MY ART STORY by

Deborah Borda

Los Angeles
California

Borda, Deborah_cropped.jpg

Woman's portrait.

Deborah Borda, President and CEO, Los Angeles Philharmonic Association. Photo by Mathew Imaging

At his first press conference as music director in 2009, Gustavo Dudamel told the assembled reporters that what had attracted him to the Los Angeles Philharmonic was its deep commitment to a “tradition of the new.” The spirit of creativity and possibility to which Dudamel was referring that day was the same one that had compelled me to move to Los Angeles almost a decade earlier, to help envision and realize an American orchestra for the 21st century. The National Endowment for the Arts has been with us for every step of this journey, supporting the LA Phil’s most visionary work—the festivals, multidisciplinary projects, and education programs that best embody our tradition of innovation.

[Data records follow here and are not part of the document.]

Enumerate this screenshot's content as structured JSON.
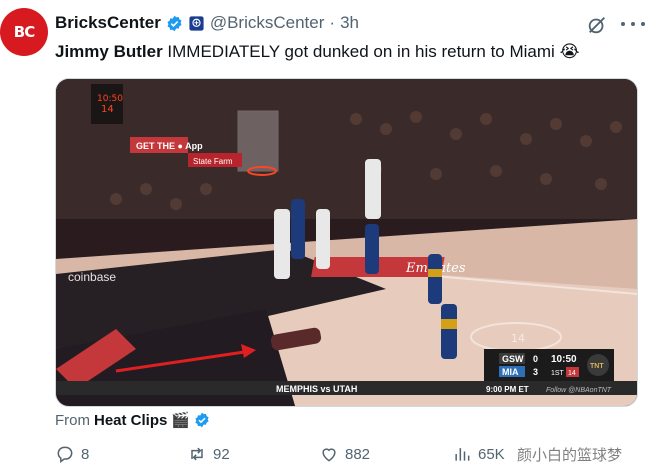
{
  "avatar": {
    "text": "BC"
  },
  "header": {
    "name": "BricksCenter",
    "handle": "@BricksCenter",
    "separator": "·",
    "time": "3h"
  },
  "tweet": {
    "text_bold": "Jimmy Butler",
    "text_rest": " IMMEDIATELY got dunked on in his return to Miami",
    "emoji": "😭"
  },
  "media": {
    "sponsor_sign": "GET THE ● App",
    "statefarm": "State Farm",
    "coinbase": "coinbase",
    "court_logo": "Emirates",
    "court_number": "14",
    "shot_clock": "14",
    "scoreboard": {
      "team1": "GSW",
      "score1": "0",
      "team2": "MIA",
      "score2": "3",
      "clock": "10:50",
      "period": "1ST",
      "shot": "14",
      "network": "TNT"
    },
    "ticker": {
      "game": "MEMPHIS vs UTAH",
      "time": "9:00 PM ET",
      "handle": "Follow @NBAonTNT"
    }
  },
  "source": {
    "prefix": "From",
    "name": "Heat Clips",
    "emoji": "🎬"
  },
  "actions": {
    "replies": "8",
    "retweets": "92",
    "likes": "882",
    "views": "65K"
  },
  "watermark": "颜小白的篮球梦",
  "colors": {
    "accent": "#1d9bf0",
    "muted": "#536471",
    "brand": "#d71920"
  }
}
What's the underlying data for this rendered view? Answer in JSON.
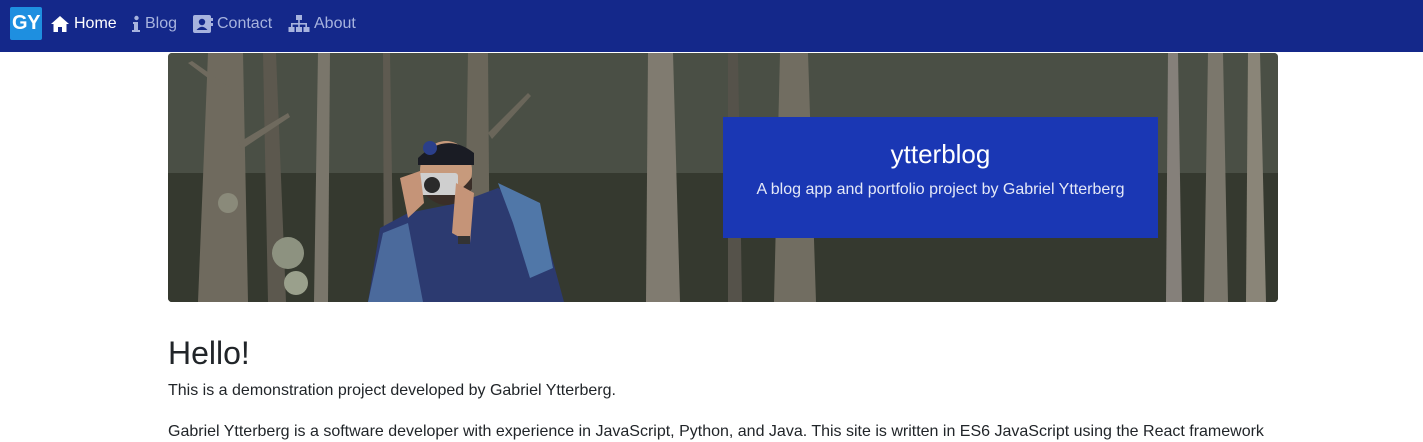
{
  "navbar": {
    "logo_text": "GY",
    "items": [
      {
        "label": "Home",
        "icon": "home-icon",
        "active": true
      },
      {
        "label": "Blog",
        "icon": "info-icon",
        "active": false
      },
      {
        "label": "Contact",
        "icon": "contact-card-icon",
        "active": false
      },
      {
        "label": "About",
        "icon": "sitemap-icon",
        "active": false
      }
    ]
  },
  "hero": {
    "title": "ytterblog",
    "subtitle": "A blog app and portfolio project by Gabriel Ytterberg"
  },
  "content": {
    "heading": "Hello!",
    "paragraphs": [
      "This is a demonstration project developed by Gabriel Ytterberg.",
      "Gabriel Ytterberg is a software developer with experience in JavaScript, Python, and Java. This site is written in ES6 JavaScript using the React framework"
    ]
  },
  "colors": {
    "navbar_bg": "#14288a",
    "logo_bg": "#1e8fe0",
    "hero_box_bg": "#1a37b4",
    "nav_inactive": "#a7b3de",
    "text": "#212529"
  }
}
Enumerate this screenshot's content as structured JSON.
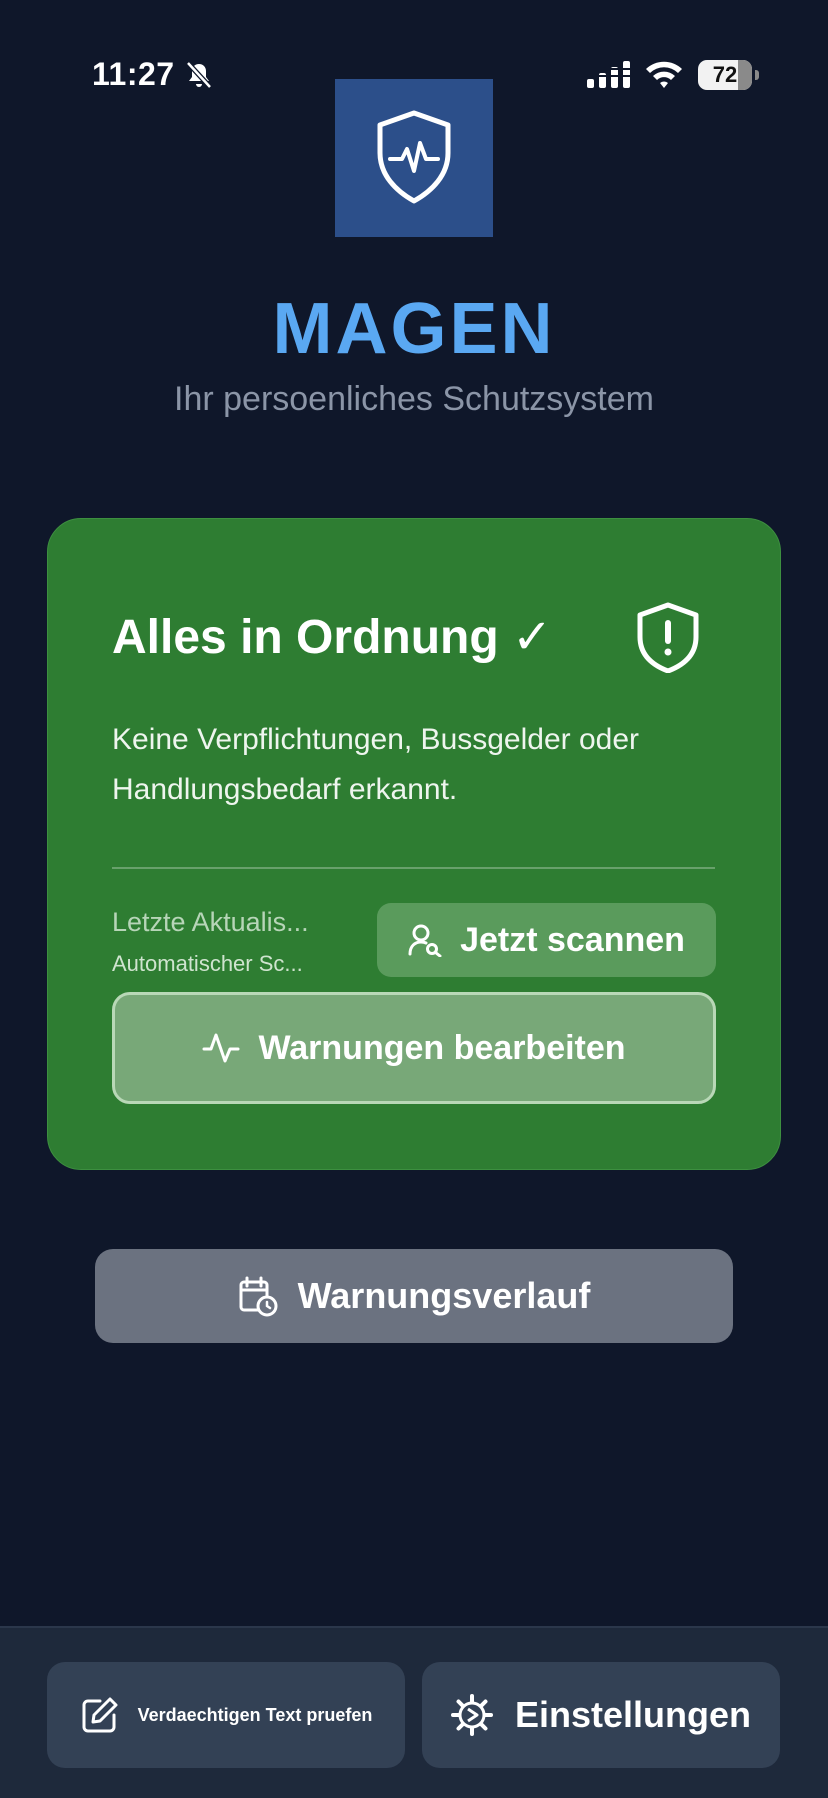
{
  "status_bar": {
    "time": "11:27",
    "battery": "72"
  },
  "app": {
    "title": "MAGEN",
    "subtitle": "Ihr persoenliches Schutzsystem"
  },
  "status_card": {
    "title": "Alles in Ordnung ✓",
    "description": "Keine Verpflichtungen, Bussgelder oder Handlungsbedarf erkannt.",
    "last_update": "Letzte Aktualis...",
    "auto_scan": "Automatischer Sc...",
    "scan_button": "Jetzt scannen",
    "edit_button": "Warnungen bearbeiten",
    "color": "#2e7d32"
  },
  "history_button": "Warnungsverlauf",
  "bottom_nav": {
    "check_text": "Verdaechtigen Text pruefen",
    "settings": "Einstellungen"
  },
  "icons": {
    "logo": "shield-pulse-icon",
    "status": "shield-alert-icon",
    "scan": "user-search-icon",
    "edit": "activity-icon",
    "history": "calendar-clock-icon",
    "check": "edit-icon",
    "settings": "gear-icon"
  }
}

Over the past decade, the NEA has made our most risk-taking and influential work possible, including the critically acclaimed Tristan Project, which welcomed video artist Bill Viola to Walt Disney Concert Hall in collaboration with the orchestra; our recent Next on Grand celebration of contemporary American artists, which brought seven commissioned works to life; and two iterations of our Minimalist Jukebox festival, which took stock of this uniquely American musical movement. The NEA also made it possible for the LA Phil to bring the work of one of the country’s greatest artistic voices, John Adams, to the stage through its support of El Niño and The Gospel According to the Other Mary.

Arguably the most important contribution the NEA has made to the life of the LA Phil in the past few years has been in its endorsement of Dudamel’s vision of the orchestra as a community resource that reflects the diversity and vitality of our Los Angeles community. The NEA has shown its support for the LA Phil as an institution that understands the interdependence of its artistic and social imperatives by helping us realize many of Dudamel’s signature initiatives, including the Americas and Americans festival, the historic Mahler Project, and the El Sistema-inspired Youth Orchestra LA program.

Every advance the LA Phil has made as a performing ensemble, presenter, educator, and civic institution serving Southern California audiences has been built on a foundation of support provided in part by the NEA. Its leadership and advocacy on behalf of the cultural life of all Americans will continue to be instrumental to our success.